1. Academic Validation
  2. FRMD4A-cytohesin signaling modulates the cellular release of tau

FRMD4A-cytohesin signaling modulates the cellular release of tau

  • J Cell Sci. 2016 May 15;129(10):2003-15. doi: 10.1242/jcs.180745.
Xu Yan 1 Niko-Petteri Nykänen 1 Cecilia A Brunello 1 Annakaisa Haapasalo 2 Mikko Hiltunen 2 Riikka-Liisa Uronen 1 Henri J Huttunen 3
Affiliations

Affiliations

  • 1 Neuroscience Center, University of Helsinki, FI-00014 Helsinki, Finland.
  • 2 Institute of Clinical Medicine-Neurology, University of Eastern Finland, FI-70211 Kuopio, Finland Department of Neurology, Kuopio University Hospital, FI-70029 Kuopio, Finland Institute of Biomedicine, University of Eastern Finland, FI-70211 Kuopio, Finland.
  • 3 Neuroscience Center, University of Helsinki, FI-00014 Helsinki, Finland Henri.Huttunen@helsinki.fi.
Abstract

One of the defining pathological features of Alzheimer's disease is the intraneuronal accumulation of tau (also known as MAPT) protein. Tau is also secreted from neurons in response to various stimuli and accumulates in the cerebrospinal fluid of Alzheimer's disease patients. Tau pathology might spread from cell to cell through a mechanism involving secretion and uptake. Here, we developed an assay to follow cellular release and uptake of tau dimers. Individual silencing of ten common late-onset Alzheimer's disease risk genes in HEK293T cells expressing the tau reporters suggested that FRMD4A is functionally linked to tau secretion. FRMD4A depletion by using RNA interference (RNAi) reduced and overexpression increased tau secretion. The activity of cytohesins, interactors of FRMD4A and guanine-nucleotide-exchange factors of Arf6, was necessary for FRMD4A-induced tau secretion. Increased Arf6 and cell polarity signaling through Par6 and atypical protein kinase Cζ (aPKCζ) stimulated tau secretion. In mature cortical neurons, FRMD4A RNAi or inhibition of cytohesins strongly upregulated secretion of endogenous tau.

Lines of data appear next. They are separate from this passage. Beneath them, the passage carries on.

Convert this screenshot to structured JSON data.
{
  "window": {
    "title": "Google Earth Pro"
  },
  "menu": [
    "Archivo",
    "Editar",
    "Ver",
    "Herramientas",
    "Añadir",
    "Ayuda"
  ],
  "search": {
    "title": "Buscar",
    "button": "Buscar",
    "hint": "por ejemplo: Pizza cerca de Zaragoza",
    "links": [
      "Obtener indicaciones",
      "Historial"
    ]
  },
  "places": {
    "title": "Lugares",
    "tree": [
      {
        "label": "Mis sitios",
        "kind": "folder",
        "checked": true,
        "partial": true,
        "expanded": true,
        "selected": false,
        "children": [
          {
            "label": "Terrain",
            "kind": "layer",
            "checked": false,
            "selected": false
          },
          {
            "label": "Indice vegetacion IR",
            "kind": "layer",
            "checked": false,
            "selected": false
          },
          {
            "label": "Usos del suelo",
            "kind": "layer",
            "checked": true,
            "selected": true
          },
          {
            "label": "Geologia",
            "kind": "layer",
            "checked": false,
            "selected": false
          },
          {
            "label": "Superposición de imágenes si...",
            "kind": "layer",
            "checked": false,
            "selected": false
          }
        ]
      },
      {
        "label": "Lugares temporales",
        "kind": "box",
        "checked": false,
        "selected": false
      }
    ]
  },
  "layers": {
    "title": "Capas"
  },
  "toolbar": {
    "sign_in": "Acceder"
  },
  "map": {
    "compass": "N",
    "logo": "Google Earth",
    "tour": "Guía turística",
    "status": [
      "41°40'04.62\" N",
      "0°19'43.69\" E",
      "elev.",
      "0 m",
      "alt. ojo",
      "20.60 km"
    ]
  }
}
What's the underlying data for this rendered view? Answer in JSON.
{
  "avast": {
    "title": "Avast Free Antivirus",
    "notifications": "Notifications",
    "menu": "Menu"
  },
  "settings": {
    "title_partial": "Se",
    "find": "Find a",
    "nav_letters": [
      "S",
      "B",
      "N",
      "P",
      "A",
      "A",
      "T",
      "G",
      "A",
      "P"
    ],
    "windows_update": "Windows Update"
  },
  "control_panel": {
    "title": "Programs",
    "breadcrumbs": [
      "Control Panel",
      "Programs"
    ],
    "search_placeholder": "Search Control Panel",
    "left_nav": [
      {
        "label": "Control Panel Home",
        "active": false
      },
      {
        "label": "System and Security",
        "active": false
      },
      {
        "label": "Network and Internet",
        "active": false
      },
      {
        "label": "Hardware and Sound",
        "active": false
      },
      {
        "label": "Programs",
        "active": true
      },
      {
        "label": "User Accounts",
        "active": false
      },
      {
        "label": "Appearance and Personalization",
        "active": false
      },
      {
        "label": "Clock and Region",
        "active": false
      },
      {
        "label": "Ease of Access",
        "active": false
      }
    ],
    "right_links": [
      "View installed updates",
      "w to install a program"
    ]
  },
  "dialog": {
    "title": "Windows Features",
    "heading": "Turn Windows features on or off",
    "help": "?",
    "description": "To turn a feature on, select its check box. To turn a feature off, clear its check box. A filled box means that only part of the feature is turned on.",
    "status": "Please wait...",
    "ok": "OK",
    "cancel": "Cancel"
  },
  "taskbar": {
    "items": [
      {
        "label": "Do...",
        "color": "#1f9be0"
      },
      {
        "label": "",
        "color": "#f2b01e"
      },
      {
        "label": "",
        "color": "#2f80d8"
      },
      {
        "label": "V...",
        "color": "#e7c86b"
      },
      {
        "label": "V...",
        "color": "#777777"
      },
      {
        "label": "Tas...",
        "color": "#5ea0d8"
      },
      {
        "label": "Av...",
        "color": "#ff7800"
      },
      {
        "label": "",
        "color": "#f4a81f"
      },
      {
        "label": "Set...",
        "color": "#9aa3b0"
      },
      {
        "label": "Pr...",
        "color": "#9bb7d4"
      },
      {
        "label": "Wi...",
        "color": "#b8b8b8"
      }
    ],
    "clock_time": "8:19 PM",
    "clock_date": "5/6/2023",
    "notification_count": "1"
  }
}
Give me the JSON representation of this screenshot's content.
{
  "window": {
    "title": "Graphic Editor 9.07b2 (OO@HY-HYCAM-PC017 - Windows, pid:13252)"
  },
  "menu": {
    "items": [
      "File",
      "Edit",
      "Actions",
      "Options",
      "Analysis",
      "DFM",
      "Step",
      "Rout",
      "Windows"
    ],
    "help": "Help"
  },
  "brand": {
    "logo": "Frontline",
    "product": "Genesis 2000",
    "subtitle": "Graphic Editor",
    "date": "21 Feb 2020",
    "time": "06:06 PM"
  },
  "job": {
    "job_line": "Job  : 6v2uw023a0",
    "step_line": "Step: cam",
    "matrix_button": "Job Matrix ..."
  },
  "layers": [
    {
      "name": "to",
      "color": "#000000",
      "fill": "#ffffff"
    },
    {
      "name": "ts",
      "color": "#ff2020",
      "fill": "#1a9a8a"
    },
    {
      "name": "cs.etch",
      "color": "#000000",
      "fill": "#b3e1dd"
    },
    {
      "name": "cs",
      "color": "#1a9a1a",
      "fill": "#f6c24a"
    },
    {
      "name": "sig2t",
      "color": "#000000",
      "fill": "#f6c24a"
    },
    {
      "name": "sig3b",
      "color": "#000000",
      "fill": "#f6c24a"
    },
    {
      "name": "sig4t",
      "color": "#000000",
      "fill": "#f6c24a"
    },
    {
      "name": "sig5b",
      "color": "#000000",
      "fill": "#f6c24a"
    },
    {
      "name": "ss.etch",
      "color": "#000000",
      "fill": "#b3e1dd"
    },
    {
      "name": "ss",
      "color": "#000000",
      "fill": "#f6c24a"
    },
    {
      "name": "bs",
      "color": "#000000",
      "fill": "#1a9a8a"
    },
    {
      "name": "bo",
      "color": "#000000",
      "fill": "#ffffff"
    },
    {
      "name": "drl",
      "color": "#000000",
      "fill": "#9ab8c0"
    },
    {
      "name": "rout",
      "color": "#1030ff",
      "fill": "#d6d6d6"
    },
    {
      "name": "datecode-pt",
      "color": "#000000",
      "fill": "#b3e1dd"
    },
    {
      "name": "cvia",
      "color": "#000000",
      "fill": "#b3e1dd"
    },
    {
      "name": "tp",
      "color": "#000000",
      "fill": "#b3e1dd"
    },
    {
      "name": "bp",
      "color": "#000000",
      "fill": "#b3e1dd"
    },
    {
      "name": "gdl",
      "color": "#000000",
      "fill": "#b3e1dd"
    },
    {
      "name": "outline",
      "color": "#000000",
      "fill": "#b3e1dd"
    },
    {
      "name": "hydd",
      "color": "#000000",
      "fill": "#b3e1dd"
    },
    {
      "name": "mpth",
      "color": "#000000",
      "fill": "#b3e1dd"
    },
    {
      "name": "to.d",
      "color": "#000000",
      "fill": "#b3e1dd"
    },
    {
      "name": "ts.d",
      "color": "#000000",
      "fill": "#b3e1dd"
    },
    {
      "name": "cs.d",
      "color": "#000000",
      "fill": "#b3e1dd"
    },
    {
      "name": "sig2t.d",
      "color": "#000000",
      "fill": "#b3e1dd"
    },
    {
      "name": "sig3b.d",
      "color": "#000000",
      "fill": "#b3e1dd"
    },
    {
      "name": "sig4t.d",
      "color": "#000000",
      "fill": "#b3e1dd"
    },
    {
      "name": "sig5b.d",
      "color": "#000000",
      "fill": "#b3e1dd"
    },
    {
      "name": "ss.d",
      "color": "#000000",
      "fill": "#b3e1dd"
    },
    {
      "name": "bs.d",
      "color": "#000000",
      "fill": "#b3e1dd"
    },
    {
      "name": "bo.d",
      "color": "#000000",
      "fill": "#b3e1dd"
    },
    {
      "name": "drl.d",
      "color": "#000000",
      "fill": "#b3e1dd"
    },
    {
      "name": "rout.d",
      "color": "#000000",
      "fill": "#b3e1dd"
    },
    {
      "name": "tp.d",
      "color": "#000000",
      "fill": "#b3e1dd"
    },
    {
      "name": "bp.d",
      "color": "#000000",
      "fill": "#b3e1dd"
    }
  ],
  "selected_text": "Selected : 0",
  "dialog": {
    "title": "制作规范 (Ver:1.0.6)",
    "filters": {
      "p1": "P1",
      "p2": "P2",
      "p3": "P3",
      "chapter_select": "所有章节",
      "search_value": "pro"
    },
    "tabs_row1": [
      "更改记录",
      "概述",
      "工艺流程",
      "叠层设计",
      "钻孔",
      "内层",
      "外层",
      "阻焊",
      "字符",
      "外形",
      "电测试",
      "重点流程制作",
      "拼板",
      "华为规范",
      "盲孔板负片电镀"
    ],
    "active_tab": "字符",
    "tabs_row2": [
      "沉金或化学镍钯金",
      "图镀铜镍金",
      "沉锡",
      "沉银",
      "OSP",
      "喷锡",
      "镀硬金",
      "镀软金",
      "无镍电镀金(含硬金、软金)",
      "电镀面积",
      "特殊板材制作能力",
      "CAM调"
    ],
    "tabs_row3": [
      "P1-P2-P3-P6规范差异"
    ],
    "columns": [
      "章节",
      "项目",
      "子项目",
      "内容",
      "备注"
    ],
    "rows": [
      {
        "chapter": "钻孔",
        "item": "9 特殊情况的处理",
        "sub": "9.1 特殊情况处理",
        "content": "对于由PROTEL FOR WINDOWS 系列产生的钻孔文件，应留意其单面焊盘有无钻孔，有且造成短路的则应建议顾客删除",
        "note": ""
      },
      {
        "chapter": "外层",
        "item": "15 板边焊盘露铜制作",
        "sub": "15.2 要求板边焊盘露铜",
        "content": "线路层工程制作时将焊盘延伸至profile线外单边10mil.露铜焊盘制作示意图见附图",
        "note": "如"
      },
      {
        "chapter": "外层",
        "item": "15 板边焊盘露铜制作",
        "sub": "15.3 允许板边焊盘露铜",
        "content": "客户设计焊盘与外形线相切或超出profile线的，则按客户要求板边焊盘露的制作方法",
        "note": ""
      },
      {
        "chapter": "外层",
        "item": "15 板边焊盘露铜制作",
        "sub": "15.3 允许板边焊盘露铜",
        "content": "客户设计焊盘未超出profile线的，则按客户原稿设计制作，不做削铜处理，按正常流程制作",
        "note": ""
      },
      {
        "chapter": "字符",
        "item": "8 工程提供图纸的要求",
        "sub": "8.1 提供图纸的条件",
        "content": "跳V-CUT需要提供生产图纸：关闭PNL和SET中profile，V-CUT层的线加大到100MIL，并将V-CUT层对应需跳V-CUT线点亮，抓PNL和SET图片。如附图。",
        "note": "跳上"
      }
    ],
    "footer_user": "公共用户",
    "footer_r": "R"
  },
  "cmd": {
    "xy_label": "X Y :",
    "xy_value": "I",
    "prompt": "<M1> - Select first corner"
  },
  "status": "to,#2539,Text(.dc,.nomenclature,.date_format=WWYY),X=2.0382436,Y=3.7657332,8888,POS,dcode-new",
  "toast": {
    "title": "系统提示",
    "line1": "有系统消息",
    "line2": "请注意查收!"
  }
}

These results suggest that FRMD4A, a genetic risk factor for late-onset Alzheimer's disease, regulates tau secretion by activating cytohesin-Arf6 signaling. We conclude that genetic risk factors of Alzheimer's disease might modulate disease progression by altering tau secretion.

Keywords

Alzheimer's disease; Functional genomics; Neurodegenerative disease; PARD6A; Polarity signaling; Risk gene.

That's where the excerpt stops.